Selon le ministre de l’Energie, Mustapha Guitouni, qui  a révélé ces chiffres,  cette hausse des recettes est due à l’augmentation du prix de pétrole algérien qui s’est établit autour de 51 dollars le baril à la fin de septembre 2017, contre 43 dollars/baril durant la même période de l’année 2016, soit une hausse de quelque 20%.

La loi actuelle sur les hydrocarbures a été élaborée au moment où les cours de pétrole étaient élevés et de ce fait la fiscalité pétrolière a été élaborée sur la base de ces prix, mais avec le recul des prix “il est temps de revoir cette loi en vue d’attirer les investisseurs étrangers dans le but de renforcer les réserves nationales en pétrole, notamment après  l’augmentation de la demande locale en énergie”, a précisé M. Guitouni.

L’Algérie peut donc continuer à gagner beaucoup de devises grâce à son pétrole. Ceci dit, il est urgent de réviser l’actuelle loi sur les hydrocarbures, a précisé Mustapha Guitoni selon lequel  “Sonatrach ne dispose pas des moyens de prospection, d’exploration, de forage, d’exploitation et d’exportation et que le groupe n’est pas en mesure de faire face, tout seul, à l’augmentation de la demande locale en énergie”. D’après le ministre de l’Energie, “La loi actuelle n’encourage pas les investisseurs étrangers à établir des partenariats avec le groupe à l’instar de ce qui se fait dans les grands pays exportateurs de pétrole”.
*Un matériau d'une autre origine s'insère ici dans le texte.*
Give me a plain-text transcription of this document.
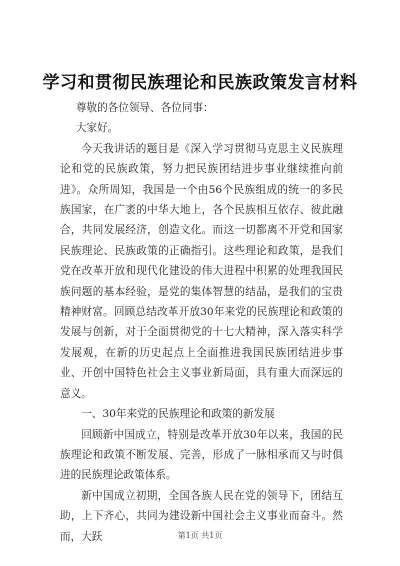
学习和贯彻民族理论和民族政策发言材料

尊敬的各位领导、各位同事：

大家好。

今天我讲话的题目是《深入学习贯彻马克思主义民族理论和党的民族政策，努力把民族团结进步事业继续推向前进》。众所周知，我国是一个由56个民族组成的统一的多民族国家，在广袤的中华大地上，各个民族相互依存、彼此融合，共同发展经济，创造文化。而这一切都离不开党和国家民族理论、民族政策的正确指引。这些理论和政策，是我们党在改革开放和现代化建设的伟大进程中积累的处理我国民族问题的基本经验，是党的集体智慧的结晶，是我们的宝贵精神财富。回顾总结改革开放30年来党的民族理论和政策的发展与创新，对于全面贯彻党的十七大精神，深入落实科学发展观，在新的历史起点上全面推进我国民族团结进步事业、开创中国特色社会主义事业新局面，具有重大而深远的意义。

一、30年来党的民族理论和政策的新发展

回顾新中国成立，特别是改革开放30年以来，我国的民族理论和政策不断发展、完善，形成了一脉相承而又与时俱进的民族理论政策体系。

新中国成立初期，全国各族人民在党的领导下，团结互助，上下齐心，共同为建设新中国社会主义事业而奋斗。然而，大跃	第1页 共1页
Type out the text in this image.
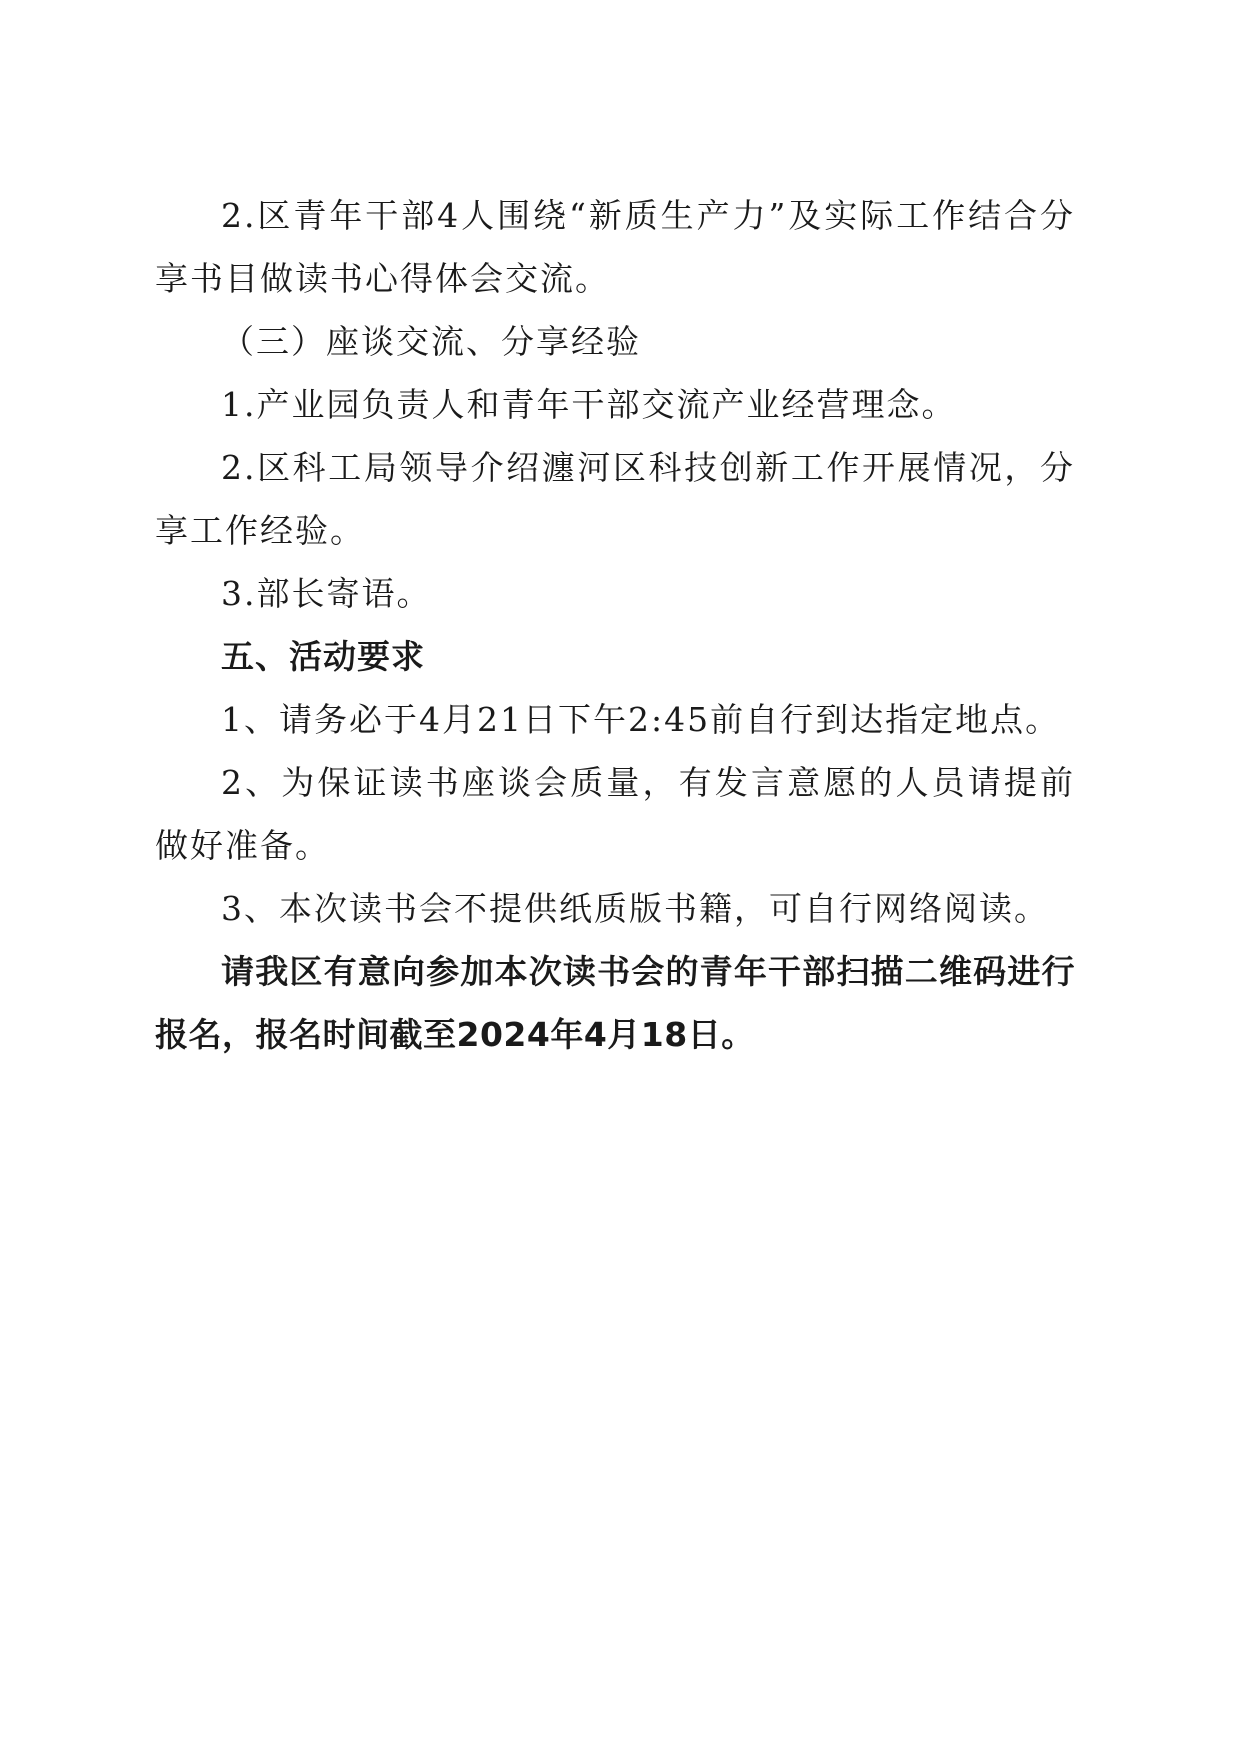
2.区青年干部4人围绕“新质生产力”及实际工作结合分享书目做读书心得体会交流。

（三）座谈交流、分享经验

1.产业园负责人和青年干部交流产业经营理念。

2.区科工局领导介绍瀍河区科技创新工作开展情况，分享工作经验。

3.部长寄语。

五、活动要求

1、请务必于4月21日下午2:45前自行到达指定地点。

2、为保证读书座谈会质量，有发言意愿的人员请提前做好准备。

3、本次读书会不提供纸质版书籍，可自行网络阅读。

请我区有意向参加本次读书会的青年干部扫描二维码进行报名，报名时间截至2024年4月18日。
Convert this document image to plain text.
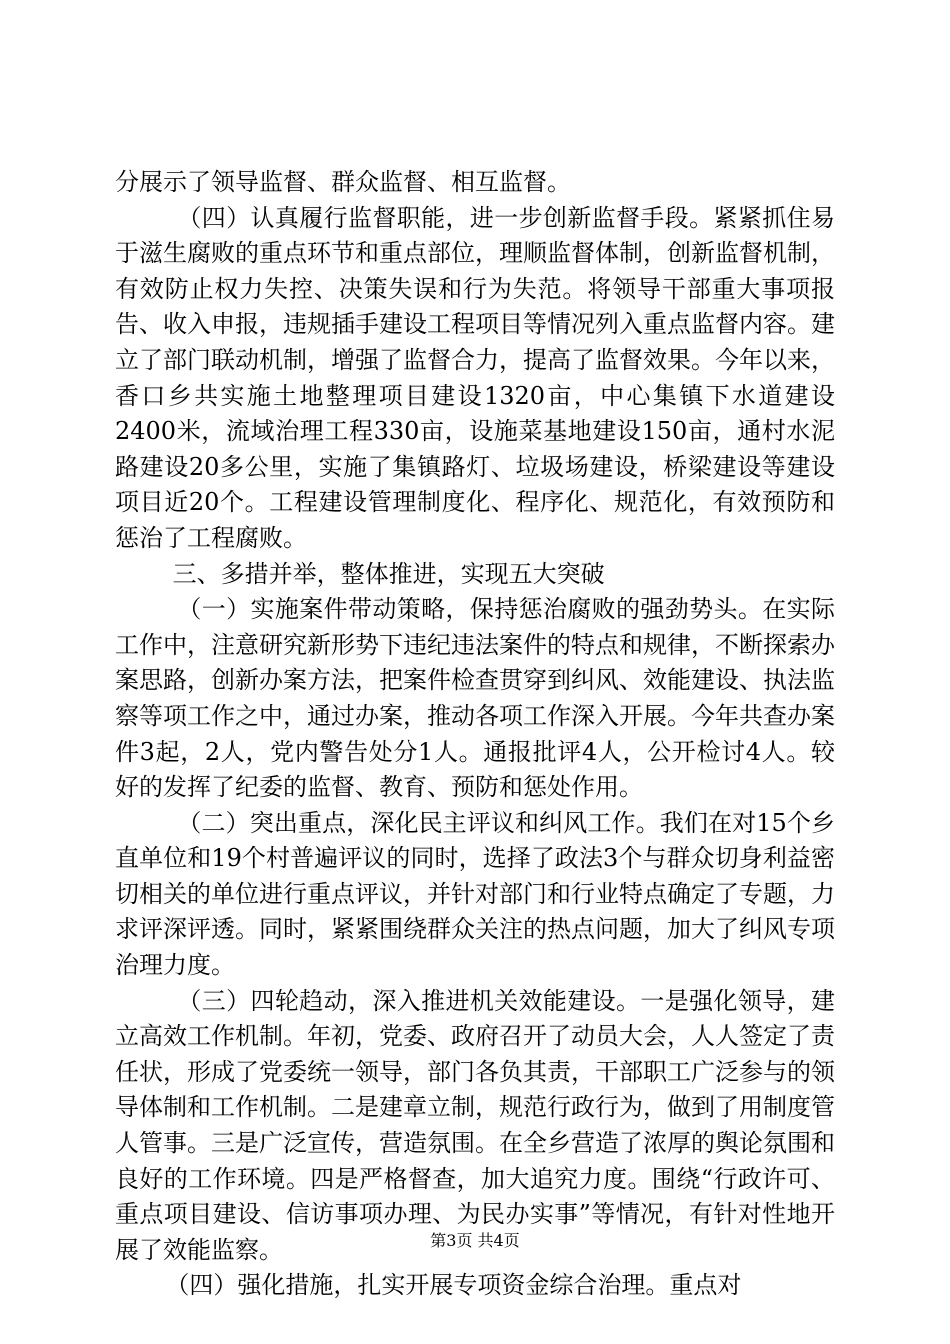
分展示了领导监督、群众监督、相互监督。

（四）认真履行监督职能，进一步创新监督手段。紧紧抓住易于滋生腐败的重点环节和重点部位，理顺监督体制，创新监督机制，有效防止权力失控、决策失误和行为失范。将领导干部重大事项报告、收入申报，违规插手建设工程项目等情况列入重点监督内容。建立了部门联动机制，增强了监督合力，提高了监督效果。今年以来，香口乡共实施土地整理项目建设1320亩，中心集镇下水道建设2400米，流域治理工程330亩，设施菜基地建设150亩，通村水泥路建设20多公里，实施了集镇路灯、垃圾场建设，桥梁建设等建设项目近20个。工程建设管理制度化、程序化、规范化，有效预防和惩治了工程腐败。

三、多措并举，整体推进，实现五大突破

（一）实施案件带动策略，保持惩治腐败的强劲势头。在实际工作中，注意研究新形势下违纪违法案件的特点和规律，不断探索办案思路，创新办案方法，把案件检查贯穿到纠风、效能建设、执法监察等项工作之中，通过办案，推动各项工作深入开展。今年共查办案件3起，2人，党内警告处分1人。通报批评4人，公开检讨4人。较好的发挥了纪委的监督、教育、预防和惩处作用。

（二）突出重点，深化民主评议和纠风工作。我们在对15个乡直单位和19个村普遍评议的同时，选择了政法3个与群众切身利益密切相关的单位进行重点评议，并针对部门和行业特点确定了专题，力求评深评透。同时，紧紧围绕群众关注的热点问题，加大了纠风专项治理力度。

（三）四轮趋动，深入推进机关效能建设。一是强化领导，建立高效工作机制。年初，党委、政府召开了动员大会，人人签定了责任状，形成了党委统一领导，部门各负其责，干部职工广泛参与的领导体制和工作机制。二是建章立制，规范行政行为，做到了用制度管人管事。三是广泛宣传，营造氛围。在全乡营造了浓厚的舆论氛围和良好的工作环境。四是严格督查，加大追究力度。围绕“行政许可、重点项目建设、信访事项办理、为民办实事”等情况，有针对性地开展了效能监察。

（四）强化措施，扎实开展专项资金综合治理。重点对

第3页 共4页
“La consommation locale en pétrole est passée de près de 210.000 barils en 2010 à 420.000 barils en 2017”, a fait savoir Mustapha Guitoni qui a confié enfin que Sonatrach avait réalisé 26 découvertes d’hydrocarbures à fin septembre 2017 contre 28 découvertes durant la même période de l’année 2016 ce qui est de nature à consolider les réserves nationales de pétrole et de gaz.